Pueblos de marcada identidad y rebosantes de vida, de historia, de cultura, de mercados, de calles adoquinadas, de restaurantes acogedores que te envolverán desde el primer momento. De los mil matices de un verde que cubre prados y bosques, pero también los frontones de los pueblos.

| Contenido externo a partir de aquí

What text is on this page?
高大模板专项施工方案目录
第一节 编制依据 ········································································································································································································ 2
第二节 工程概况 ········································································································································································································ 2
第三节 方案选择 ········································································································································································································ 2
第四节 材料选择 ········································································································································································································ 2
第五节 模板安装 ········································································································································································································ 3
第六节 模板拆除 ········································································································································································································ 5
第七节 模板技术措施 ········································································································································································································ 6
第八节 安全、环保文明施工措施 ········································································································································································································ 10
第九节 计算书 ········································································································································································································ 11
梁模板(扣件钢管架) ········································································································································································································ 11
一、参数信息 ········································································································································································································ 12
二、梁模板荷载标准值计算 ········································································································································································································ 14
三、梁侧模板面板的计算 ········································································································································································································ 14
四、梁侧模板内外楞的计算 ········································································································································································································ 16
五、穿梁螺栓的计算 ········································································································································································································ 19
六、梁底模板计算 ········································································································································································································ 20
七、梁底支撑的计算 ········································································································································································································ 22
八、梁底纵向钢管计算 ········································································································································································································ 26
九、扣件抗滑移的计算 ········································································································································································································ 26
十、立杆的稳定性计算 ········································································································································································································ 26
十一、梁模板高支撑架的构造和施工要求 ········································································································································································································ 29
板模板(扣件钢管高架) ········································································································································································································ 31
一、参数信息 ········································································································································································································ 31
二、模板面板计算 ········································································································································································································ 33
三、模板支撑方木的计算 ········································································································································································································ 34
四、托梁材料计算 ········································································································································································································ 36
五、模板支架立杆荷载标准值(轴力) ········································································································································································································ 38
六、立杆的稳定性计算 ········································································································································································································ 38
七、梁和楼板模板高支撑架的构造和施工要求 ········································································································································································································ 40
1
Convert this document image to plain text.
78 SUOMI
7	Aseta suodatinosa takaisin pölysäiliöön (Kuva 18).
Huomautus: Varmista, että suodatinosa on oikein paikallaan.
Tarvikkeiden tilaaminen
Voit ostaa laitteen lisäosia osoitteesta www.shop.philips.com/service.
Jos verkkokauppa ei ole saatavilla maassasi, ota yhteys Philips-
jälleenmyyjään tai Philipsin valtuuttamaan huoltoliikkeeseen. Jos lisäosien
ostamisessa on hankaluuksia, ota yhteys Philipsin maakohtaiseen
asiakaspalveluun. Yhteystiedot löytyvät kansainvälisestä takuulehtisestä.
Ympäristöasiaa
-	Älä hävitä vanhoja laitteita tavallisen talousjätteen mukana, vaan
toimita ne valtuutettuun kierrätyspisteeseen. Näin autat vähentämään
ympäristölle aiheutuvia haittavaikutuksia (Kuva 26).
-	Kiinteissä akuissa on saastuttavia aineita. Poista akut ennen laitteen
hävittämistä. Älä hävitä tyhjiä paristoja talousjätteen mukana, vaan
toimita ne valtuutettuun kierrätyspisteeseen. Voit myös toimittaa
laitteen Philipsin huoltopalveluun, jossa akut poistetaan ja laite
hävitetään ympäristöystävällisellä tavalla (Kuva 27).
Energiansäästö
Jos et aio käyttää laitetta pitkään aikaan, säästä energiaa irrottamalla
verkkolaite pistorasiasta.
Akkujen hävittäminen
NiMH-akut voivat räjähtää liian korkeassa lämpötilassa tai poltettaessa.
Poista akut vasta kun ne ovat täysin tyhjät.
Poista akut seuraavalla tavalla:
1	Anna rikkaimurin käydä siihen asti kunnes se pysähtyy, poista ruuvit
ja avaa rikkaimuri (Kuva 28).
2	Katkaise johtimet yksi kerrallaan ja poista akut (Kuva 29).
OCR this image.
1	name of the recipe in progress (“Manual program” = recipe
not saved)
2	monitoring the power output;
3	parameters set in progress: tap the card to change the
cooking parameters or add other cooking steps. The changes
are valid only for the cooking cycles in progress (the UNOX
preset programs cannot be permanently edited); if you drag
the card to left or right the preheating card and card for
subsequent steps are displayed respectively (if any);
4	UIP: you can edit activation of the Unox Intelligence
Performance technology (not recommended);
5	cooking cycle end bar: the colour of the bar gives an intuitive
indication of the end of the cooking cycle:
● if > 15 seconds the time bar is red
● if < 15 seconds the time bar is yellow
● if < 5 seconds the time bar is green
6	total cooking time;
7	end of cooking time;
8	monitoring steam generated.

Ese frontón al lado de la plaza y la iglesia es común a todos; a partir de ahí, verás que cada pueblo es un mundo nuevo a descubrir.
Astigarraga
En el municipio de Astigarraga se combinan como en pocos lugares una intensa actividad industrial en auge, con la explotación agropecuaria tradicional. La Plaza Consistorial todavía mantiene su dema-plaza para las pruebas de bueyes.
Azpeitia
Azpeitia es muy conocida por el Santuario de Loiola, pueblo natal de San Ignacio de Loiola, fundador de la compañia de Jesús.
Urretxu
Hoy en día Urretxu sigue manteniendo en su casco histórico las características de su origen medieval, diseñado por sus vecinos en 1383 cuando el rey Juan I de Castilla otorgó la Carta Puebla a la villa. En ella además de facultar a los vecinos para la distribución de los solares, también se recogía su derecho a diseñar el núcleo urbano.
Zumarraga
Zumarraga, en un principio, estaba formado por zonas separadas. El primer núcleo de asentamiento de la población se desarrolló en el monte, alejado del fondo del valle.
Legazpi
A diferencia de los otros tres pueblos que tuvieron una industrialización más tardía, en Legazpi, la historia del hierro comenzó en el siglo XI, con las ferrerías de viento que había en los montes (llamadas “haizeolak” ferrerías de viento o “gentiletxeak” casas de gentiles).
Tolosa
Fundada en el siglo XIII, fue capital de Gipuzkoa durante 10 años, y a día de hoy es un referente importante en la región.